If Hail, Caesar! was about any of the films we only see snippets of, it might have actually been enjoyable. That is, as opposed to the nonsense focused on.
Trigger Warning(s): Violence Against Women
Characters & Story (with Commentary)
While not a studio head, Eddie Mannix (Josh Brolin) perhaps does more than anyone to keep the studio afloat. He approves of stars, checks up on sets, deals with the press, and tries to keep scandals at bay. However, the job is wearing down on him and his marriage, and this catholic boy finds himself with an opportunity in aviation knocking on his door.
But how and why would a man exchange his current life for one in Aviation? Well, there is the issue of Baird Whitlock (George Clooney) a huge star kidnapped by communist and costing the company a lot of money; there is DeeAnna Moran (Scarlett Johansson) who is pregnant, a bit of an around the way girl, unmarried, in the 1920s mind you, and a twice divorcee; and then there is Hobie Doyle (Alden Ehrenreich) who is a southern boy, used to being in westerns, who is now pushed toward being in drama and between his accent and the style of acting he is used to, he is nothing less than infuriating to his director Laurence Laurentz (Ralph Fiennes).
Placing the drama of each actor’s personal lives aside, and the satirical take of the old Hollywood system, what is also presented here are quite a few interesting productions. The one which stands out the most though is a musical number starring Burt Gurney (Channing Tatum) about a bunch of Navy boys soon to be out to sea. Though, in general, you’ll find yourself more mesmerized by the short films than the actual movie itself.
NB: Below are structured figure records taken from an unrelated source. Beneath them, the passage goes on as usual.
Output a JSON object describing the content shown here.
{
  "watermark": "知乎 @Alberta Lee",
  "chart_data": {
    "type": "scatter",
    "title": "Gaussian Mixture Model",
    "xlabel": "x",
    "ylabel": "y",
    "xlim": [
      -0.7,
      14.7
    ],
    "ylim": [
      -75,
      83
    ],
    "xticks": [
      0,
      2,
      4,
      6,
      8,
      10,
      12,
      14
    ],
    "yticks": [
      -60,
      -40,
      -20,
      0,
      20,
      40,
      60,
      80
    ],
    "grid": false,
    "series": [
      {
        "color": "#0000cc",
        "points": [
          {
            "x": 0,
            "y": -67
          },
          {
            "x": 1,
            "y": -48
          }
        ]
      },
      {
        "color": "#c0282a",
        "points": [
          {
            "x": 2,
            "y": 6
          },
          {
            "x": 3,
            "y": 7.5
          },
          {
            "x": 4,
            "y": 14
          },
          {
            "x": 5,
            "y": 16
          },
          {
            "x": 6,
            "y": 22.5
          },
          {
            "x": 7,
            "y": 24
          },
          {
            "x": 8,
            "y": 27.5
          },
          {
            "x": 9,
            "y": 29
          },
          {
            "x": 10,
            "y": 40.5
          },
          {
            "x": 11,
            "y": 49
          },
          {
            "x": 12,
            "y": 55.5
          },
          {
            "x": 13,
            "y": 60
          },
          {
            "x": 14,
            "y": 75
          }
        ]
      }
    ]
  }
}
The Stars Are Interesting Enough: Nearly every character you meet in the film is very distinct. Whether it is the womanizing Baird, the southern boy pushed into an unfamiliar genre with Hobie, DeeAnna being this Hollywood star with an accent which shows she is from some inner city, down to the actors with almost bit parts like Fiennes, who are only in the film for a few scenes, yet leave a lasting impression.
Channing Tatum’s Musical Number Was Awesome: Between the actual Hail, Caesar! Production and the few others we see, the only one which leaves you wanting more, and seems like something you may want to watch, is the musical Burt Gurney is in.
Jews vs. Everyone Else: In Eddie’s pursuit of making Hail, Caesar! Not only the studio’s biggest production but attempt to make it historically accurate, he calls on multiple faiths in order to see if they approve of their depiction of Jesus. Something which leads to quite the interesting back and forth as the rabbi faces off with damn near everyone in terms of Jesus’ place within the grand scheme of religion.
Big Ideas and Little People: A good portion of the time in the movie is dedicated to Baird’s kidnapping by the communist, which is mostly a group of writers, and unfortunately this leads to a huge amount of conversation about capitalism, communism, and how the studio system exploits all workers from the actors to the writers. Said conversation, I feel, while potentially interesting, isn’t presented in such a way that it would make you give a damn. Be it because all of the writers aren’t presented as much more than oddball stooges, or because the comedy nature of the film makes their whole argument for communism just eye roll inducing.
It’s Not That Funny: To me, this film has the feel of an indie movie, but with it having so many stars it presents the façade that it is mainstream. Which I note for this seems like the type of movie in which if you go to a New York theater, people will be laughing and just giggling up a storm. Meanwhile, you, the out of towner, are sitting there wondering what is funny? Not because you aren’t sophisticated or anything like that, but I think whatever style of would-be comedy here is so geared toward a niche audience, that while this is being treated as a regular old film, at its heart it is an indie motion picture.
A Lot of Famous Names with Very Little Screen Time: When it comes to the stars on the movie poster, prepare only for George Clooney, Josh Brolin, and Alden Ehreneich to be seen throughout. If you are watching this for anyone one else, prepare to see them in maybe 2-4 scenes at max, and for their part to ultimately just be a peg in the wheel. For, the way I see it, this movie seems more like their opportunity to work with the Coen Brothers than to really put on the type of performance to remember them. Much less one significant enough to be highlighted in their filmography.
Final Thought(s): Skip It
Some of the movies within this movie, like the repeatedly mention little musical that Burt Gurney stars in, are worth finding on YouTube, assuming it ever gets uploaded. However, for the most part this movie is quite boring and even in its pursuit of parody and perhaps presenting commentary on 1920s Hollywood, it never seems to have a point. Everyone talks to just talk, and even those you think should be taken seriously, you end up being the butt of the joke for you find out you was listening to an idiot.
Add on that damn near every star really only has a flash in the pan moment, and none of their storylines get firmly developed and concluded, and that is what derives a “Skip It” label. For this is one of those types of movies in which the trailer SUPREMELY made the film seem better than it is. So props to whoever edited that.